Text & Fotos: Timo Wahl

So lange ich zurückdenken kann, habe ich sie gehört, die mahnenden Worte diverser Lehrer*innen: Der Rücken sei auf jeden Fall in der Vorbeuge gerade zu halten, auf das natürliche Hohlkreuz sei stets zu achten. Bei genauerem Lesen der Hatha-Yoga-Schriften zeigt sich allerdings: Hier wurden Vorwärtsbeugen eher als rund beschrieben. Da heißt es zum Beispiel, man solle die Rückseite des Körpers dehnen oder das Knie mit der Stirn berühren. Was also nun?
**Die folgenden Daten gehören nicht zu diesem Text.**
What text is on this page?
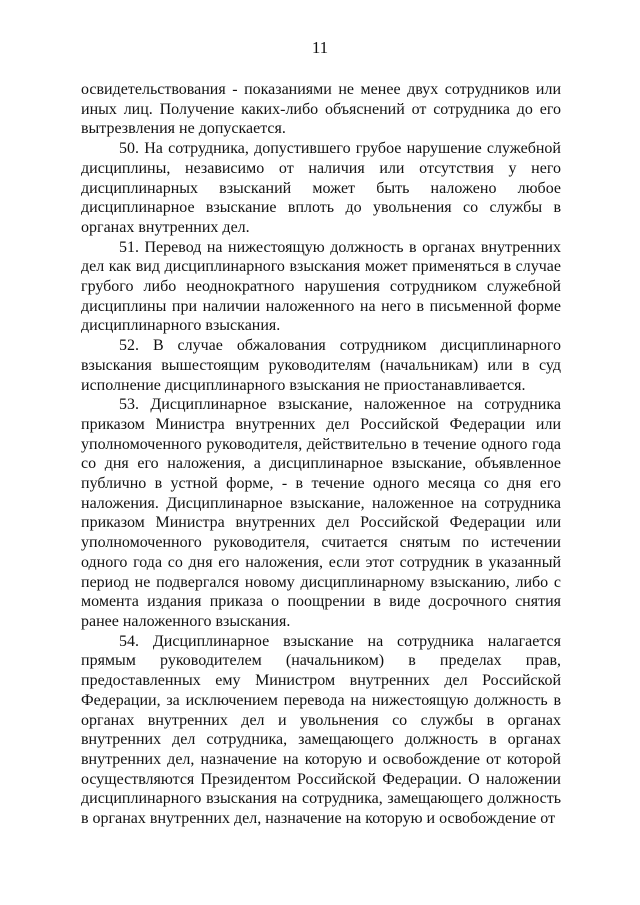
11

освидетельствования - показаниями не менее двух сотрудников или иных лиц. Получение каких-либо объяснений от сотрудника до его вытрезвления не допускается.

50. На сотрудника, допустившего грубое нарушение служебной дисциплины, независимо от наличия или отсутствия у него дисциплинарных взысканий может быть наложено любое дисциплинарное взыскание вплоть до увольнения со службы в органах внутренних дел.

51. Перевод на нижестоящую должность в органах внутренних дел как вид дисциплинарного взыскания может применяться в случае грубого либо неоднократного нарушения сотрудником служебной дисциплины при наличии наложенного на него в письменной форме дисциплинарного взыскания.

52. В случае обжалования сотрудником дисциплинарного взыскания вышестоящим руководителям (начальникам) или в суд исполнение дисциплинарного взыскания не приостанавливается.

53. Дисциплинарное взыскание, наложенное на сотрудника приказом Министра внутренних дел Российской Федерации или уполномоченного руководителя, действительно в течение одного года со дня его наложения, а дисциплинарное взыскание, объявленное публично в устной форме, - в течение одного месяца со дня его наложения. Дисциплинарное взыскание, наложенное на сотрудника приказом Министра внутренних дел Российской Федерации или уполномоченного руководителя, считается снятым по истечении одного года со дня его наложения, если этот сотрудник в указанный период не подвергался новому дисциплинарному взысканию, либо с момента издания приказа о поощрении в виде досрочного снятия ранее наложенного взыскания.

54. Дисциплинарное взыскание на сотрудника налагается прямым руководителем (начальником) в пределах прав, предоставленных ему Министром внутренних дел Российской Федерации, за исключением перевода на нижестоящую должность в органах внутренних дел и увольнения со службы в органах внутренних дел сотрудника, замещающего должность в органах внутренних дел, назначение на которую и освобождение от которой осуществляются Президентом Российской Федерации. О наложении дисциплинарного взыскания на сотрудника, замещающего должность в органах внутренних дел, назначение на которую и освобождение от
Ist sie so gefährlich, die “runde” Vorwärtsbeuge, oder ist es vielleicht sogar besonders gut, auf diese Weise zu üben? Wie auch im Leben, bin ich kein Freund starrer Vorgaben. Ich beschäftige mich lieber mit der Frage nach dem “Warum”. Welche Wirkung hat also eine Vorbeuge mit “geradem” Rücken und wie unterscheidet sich diese Wirkung von der “runden” Variante?

“Gestreckt” bedeutet mit den Beinen zu arbeiten

Timo Wahl zeigt dir anhand von Pashchimottanasana, wie man Vorwärtsbeugen variieren kann.
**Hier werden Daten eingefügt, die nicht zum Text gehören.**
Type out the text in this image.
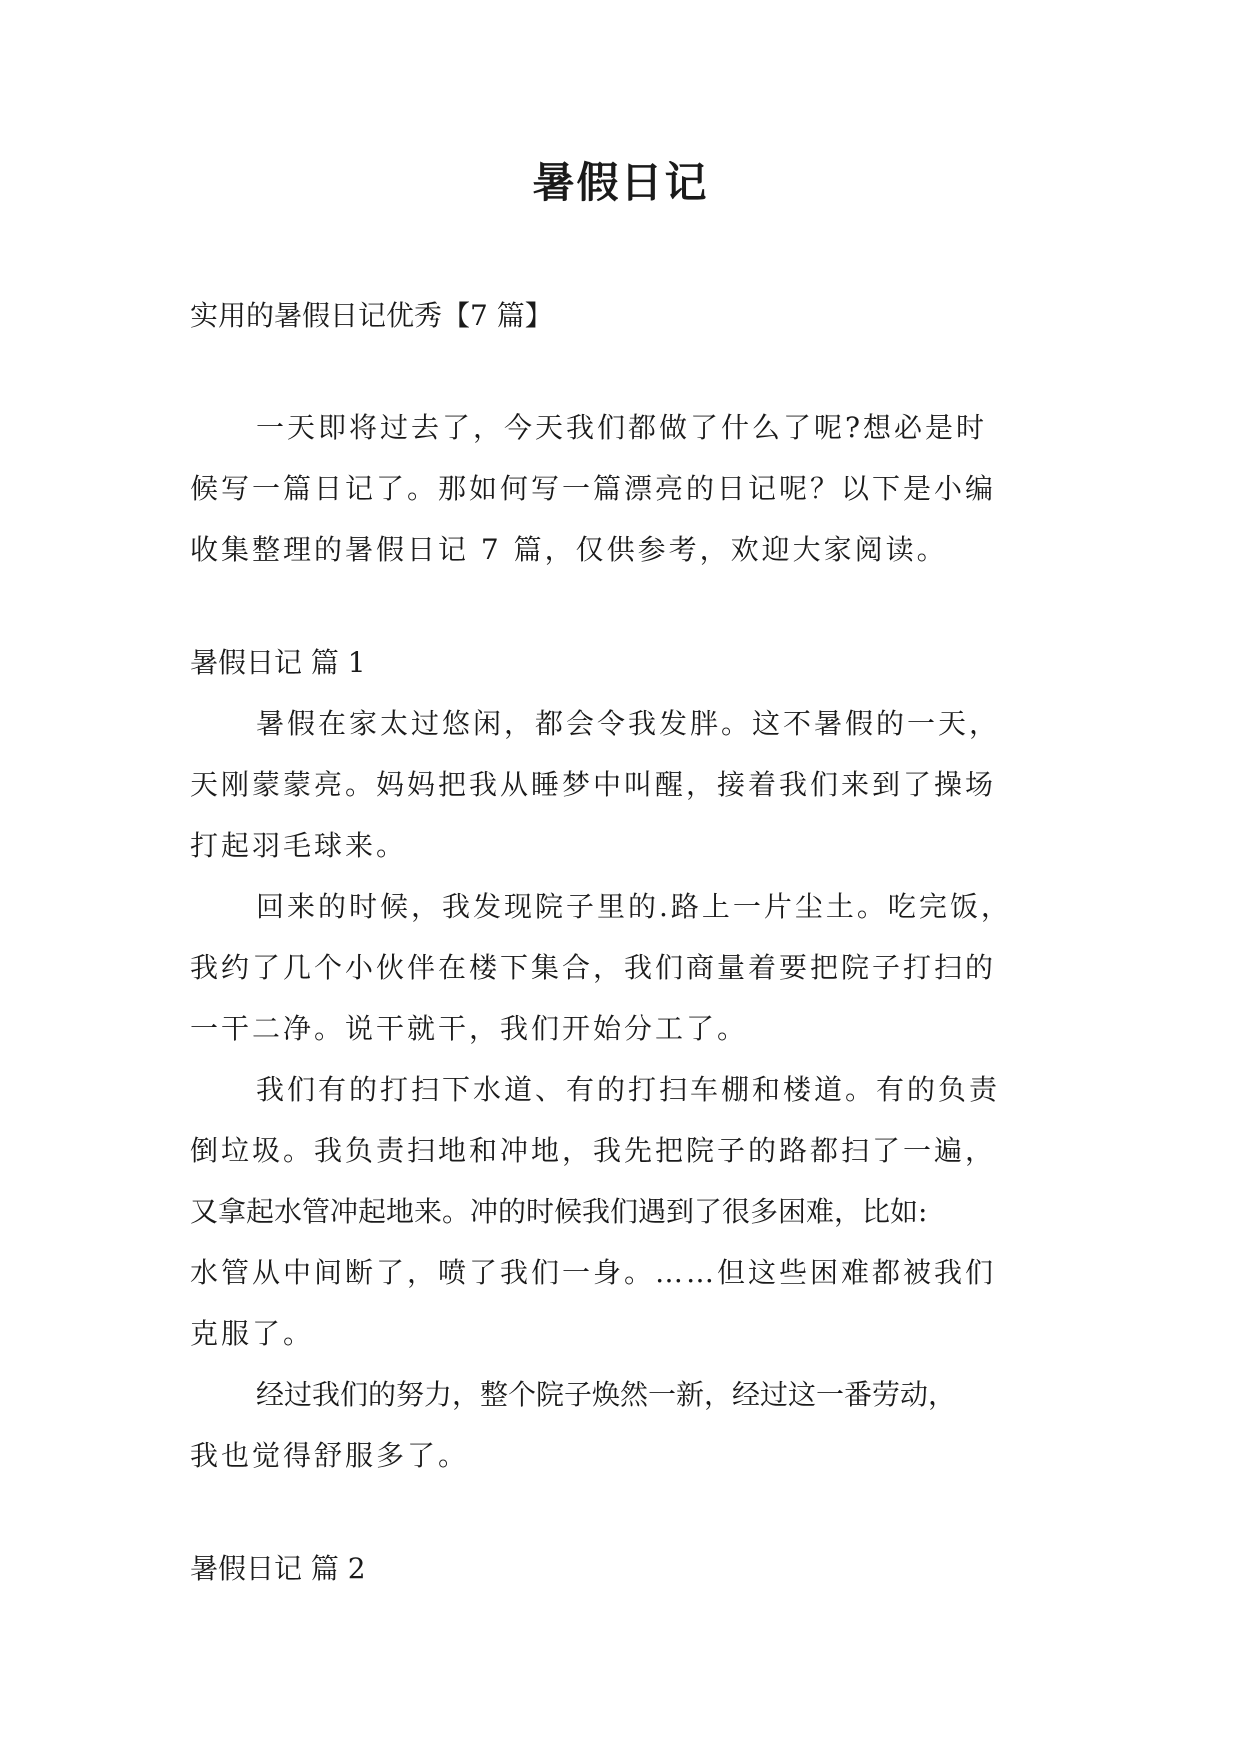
暑假日记
实用的暑假日记优秀【7 篇】
一天即将过去了，今天我们都做了什么了呢?想必是时
候写一篇日记了。那如何写一篇漂亮的日记呢？以下是小编
收集整理的暑假日记 7 篇，仅供参考，欢迎大家阅读。
暑假日记 篇 1
暑假在家太过悠闲，都会令我发胖。这不暑假的一天，
天刚蒙蒙亮。妈妈把我从睡梦中叫醒，接着我们来到了操场
打起羽毛球来。
回来的时候，我发现院子里的.路上一片尘土。吃完饭，
我约了几个小伙伴在楼下集合，我们商量着要把院子打扫的
一干二净。说干就干，我们开始分工了。
我们有的打扫下水道、有的打扫车棚和楼道。有的负责
倒垃圾。我负责扫地和冲地，我先把院子的路都扫了一遍，
又拿起水管冲起地来。冲的时候我们遇到了很多困难，比如:
水管从中间断了，喷了我们一身。……但这些困难都被我们
克服了。
经过我们的努力，整个院子焕然一新，经过这一番劳动，
我也觉得舒服多了。
暑假日记 篇 2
Beugt das Becken nach vorn und der Rücken bleibt dabei gerade, ist die Bewegungsweite ausschließlich von der Flexibilität der Muskulatur der Beinbeuger (Beinrückseite) abhängig, die ihren Verlauf vom Sitzbein zum Unterschenkel nehmen. Da der Rücken dabei in seiner natürlichen Hohlkreuzstellung bleibt, können die hier anliegenden Muskeln in der Lendengegend den Rücken optimal stabilisieren und somit jedwede Druckwirkung des passiven Bewegungsapparats und damit der Bandscheiben minimieren.

Ist unser Anliegen, Länge möglichst über die gesamte Körperrückseite zu bringen, dann führt das häufig zu Ausweichbewegungen und der Rücken wird folglich rund. Und auch das ist völlig unproblematisch! Passive Strukturen wie das sogenannte Hintere Längsband, das Dornspitzband und andere stabilisieren den Rücken passiv. Zudem ist eine Dehnung dieser Ligamente durchaus sinnvoll, da es mit einer erhöhten Beweglichkeit der unteren Rückenabschnitte zu sinkender Zugwirkung und grundlegend zu reduzierten Druckbelastungen kommt. Kritisch wird es nur dann, wenn wir zusätzlich über die Arme Zugkraft aufwenden und das Wirken der Schwerkraft mit Muskelkraft kombinieren. Legen wir dann aber beispielsweise ein ausreichend hohes Kissen unter, kann auch dieses intensive “Helfen” durch die Arme keinen Schaden mehr anrichten. Die Anatomie nennt dieses Prinzip “Kompensationsschutz”.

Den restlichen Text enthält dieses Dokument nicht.